Contractors should take this opportunity to get ahead of these new regulations. While most contractors likely are already meeting at least some of the NIST 800-171 controls, it is unlikely that a company which has not specifically prepared for compliance meets the full set of requirements. Most companies, especially small businesses, struggle to fully comply with NIST 800-171 standards without outside assistance. For example, many popular commercial email systems do not meet all the necessary DOD requirements for handling Controlled Unclassified Information (CUI). As a result, companies would either need to change email systems or incorporate a patchwork of individual fixes to meet the controls.
Beyond the business and contracting advantages to improved cybersecurity, contractors will also be able to provide more detailed and robust comments to the new proposed rules when issued if they understand their current cybersecurity situation. Being able to articulate specific compliance issues and costs are key to crafting persuasive and effective comments on the proposed rules, which would then shape any final rules.
Key Takeaways
Considering the government’s continued focus on cybersecurity, federal contractors in both the civilian and defense sectors should proactively assess and improve their cybersecurity hygiene. With broad cybersecurity regulations on the horizon for both defense and civilian contractors, now is a good time to start thinking about:
- Meeting Current Requirements. Ensuring compliance with any applicable agency-specific cybersecurity obligations and FAR 52.201-21, the Basic Safeguarding clause, through both internal reviews and external, third-party audits.

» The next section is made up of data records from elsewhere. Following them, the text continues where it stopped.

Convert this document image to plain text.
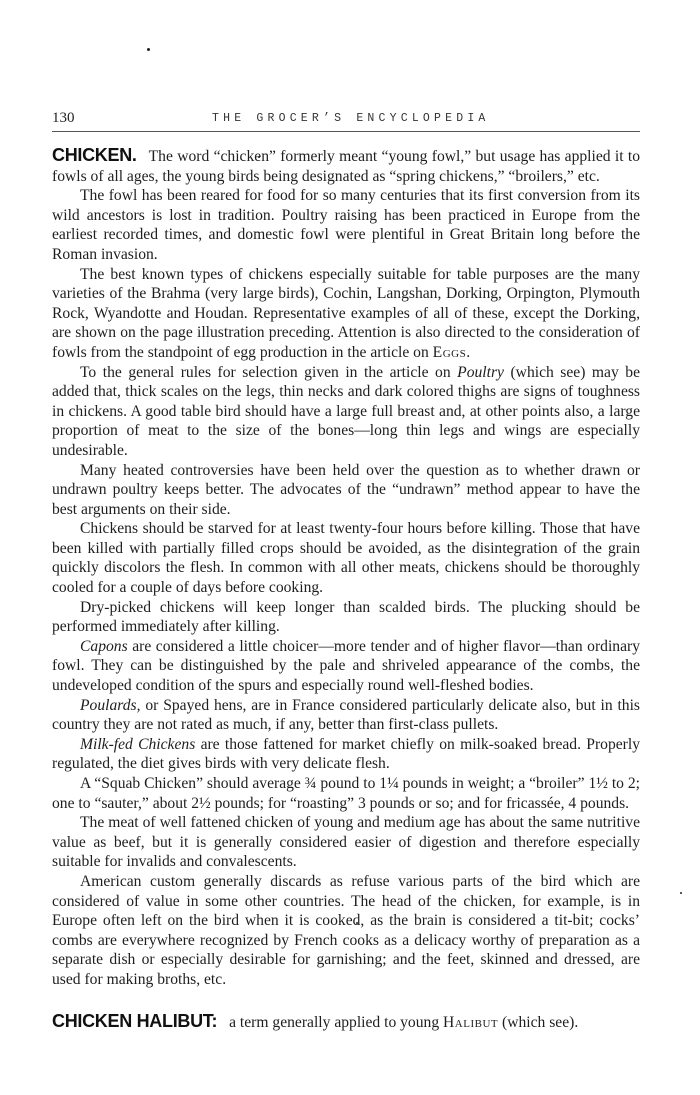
130	THE GROCER’S ENCYCLOPEDIA

CHICKEN. The word “chicken” formerly meant “young fowl,” but usage has applied it to fowls of all ages, the young birds being designated as “spring chickens,” “broilers,” etc.

The fowl has been reared for food for so many centuries that its first conversion from its wild ancestors is lost in tradition. Poultry raising has been practiced in Europe from the earliest recorded times, and domestic fowl were plentiful in Great Britain long before the Roman invasion.

The best known types of chickens especially suitable for table purposes are the many varieties of the Brahma (very large birds), Cochin, Langshan, Dorking, Orpington, Plymouth Rock, Wyandotte and Houdan. Representative examples of all of these, except the Dorking, are shown on the page illustration preceding. Attention is also directed to the consideration of fowls from the standpoint of egg production in the article on Eggs.

To the general rules for selection given in the article on Poultry (which see) may be added that, thick scales on the legs, thin necks and dark colored thighs are signs of toughness in chickens. A good table bird should have a large full breast and, at other points also, a large proportion of meat to the size of the bones—long thin legs and wings are especially undesirable.

Many heated controversies have been held over the question as to whether drawn or undrawn poultry keeps better. The advocates of the “undrawn” method appear to have the best arguments on their side.

Chickens should be starved for at least twenty-four hours before killing. Those that have been killed with partially filled crops should be avoided, as the disintegration of the grain quickly discolors the flesh. In common with all other meats, chickens should be thoroughly cooled for a couple of days before cooking.

Dry-picked chickens will keep longer than scalded birds. The plucking should be performed immediately after killing.

Capons are considered a little choicer—more tender and of higher flavor—than ordinary fowl. They can be distinguished by the pale and shriveled appearance of the combs, the undeveloped condition of the spurs and especially round well-fleshed bodies.

Poulards, or Spayed hens, are in France considered particularly delicate also, but in this country they are not rated as much, if any, better than first-class pullets.

Milk-fed Chickens are those fattened for market chiefly on milk-soaked bread. Properly regulated, the diet gives birds with very delicate flesh.

A “Squab Chicken” should average ¾ pound to 1¼ pounds in weight; a “broiler” 1½ to 2; one to “sauter,” about 2½ pounds; for “roasting” 3 pounds or so; and for fricassée, 4 pounds.

The meat of well fattened chicken of young and medium age has about the same nutritive value as beef, but it is generally considered easier of digestion and therefore especially suitable for invalids and convalescents.

American custom generally discards as refuse various parts of the bird which are considered of value in some other countries. The head of the chicken, for example, is in Europe often left on the bird when it is cooked, as the brain is considered a tit-bit; cocks’ combs are everywhere recognized by French cooks as a delicacy worthy of preparation as a separate dish or especially desirable for garnishing; and the feet, skinned and dressed, are used for making broths, etc.

CHICKEN HALIBUT: a term generally applied to young Halibut (which see).
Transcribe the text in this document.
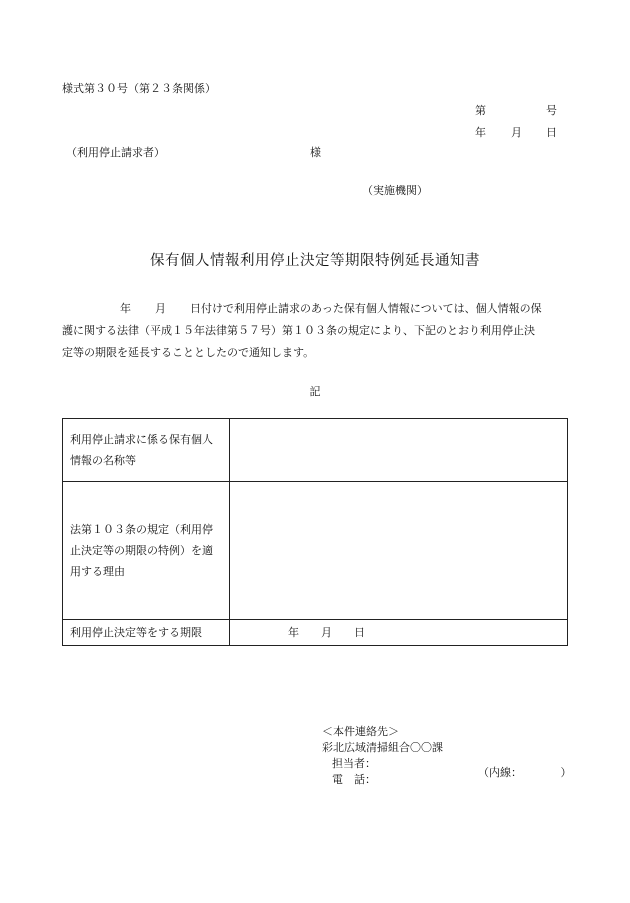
様式第３０号（第２３条関係）
第	号
年 月 日
（利用停止請求者）	様
（実施機関）
保有個人情報利用停止決定等期限特例延長通知書
年 月 日付けで利用停止請求のあった保有個人情報については、個人情報の保
護に関する法律（平成１５年法律第５７号）第１０３条の規定により、下記のとおり利用停止決
定等の期限を延長することとしたので通知します。
記
利用停止請求に係る保有個人
情報の名称等	
法第１０３条の規定（利用停
止決定等の期限の特例）を適
用する理由	
利用停止決定等をする期限	年 月 日
＜本件連絡先＞
彩北広域清掃組合〇〇課
担当者：
電　話：
（内線：　　　　）
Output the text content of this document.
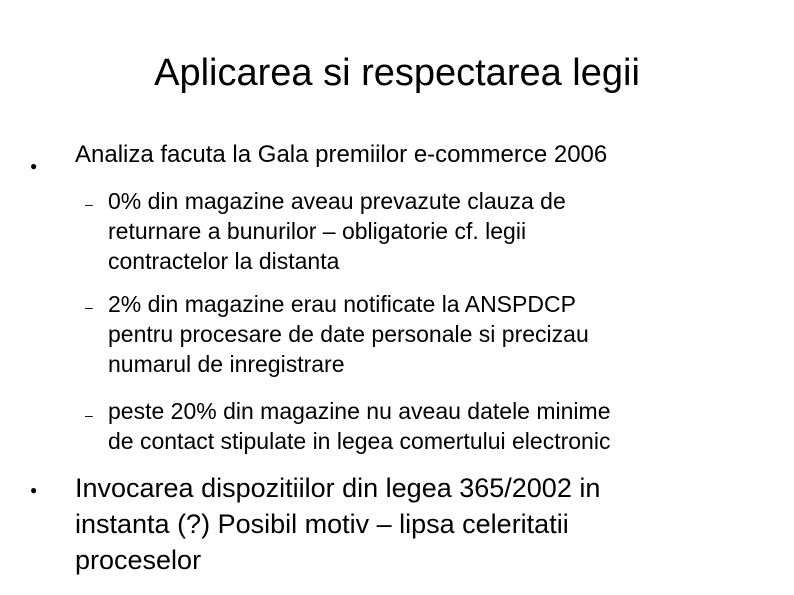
Aplicarea si respectarea legii
● Analiza facuta la Gala premiilor e-commerce 2006

– 0% din magazine aveau prevazute clauza de
returnare a bunurilor – obligatorie cf. legii
contractelor la distanta
– 2% din magazine erau notificate la ANSPDCP
pentru procesare de date personale si precizau
numarul de inregistrare
– peste 20% din magazine nu aveau datele minime
de contact stipulate in legea comertului electronic
● Invocarea dispozitiilor din legea 365/2002 in
instanta (?) Posibil motiv – lipsa celeritatii
proceselor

- Making Sure Partners Meet Current Requirements. Flowing down cybersecurity provisions and confirming subcontractors are complying with cybersecurity obligations as required by agency supplements and general best practices.
- Determining Scope of Future Compliance. Auditing current practices against NIST 800-171 and NIST 800-172 standards, as updated, which will likely serve as a foundation for any forthcoming cybersecurity regulations and may already be required.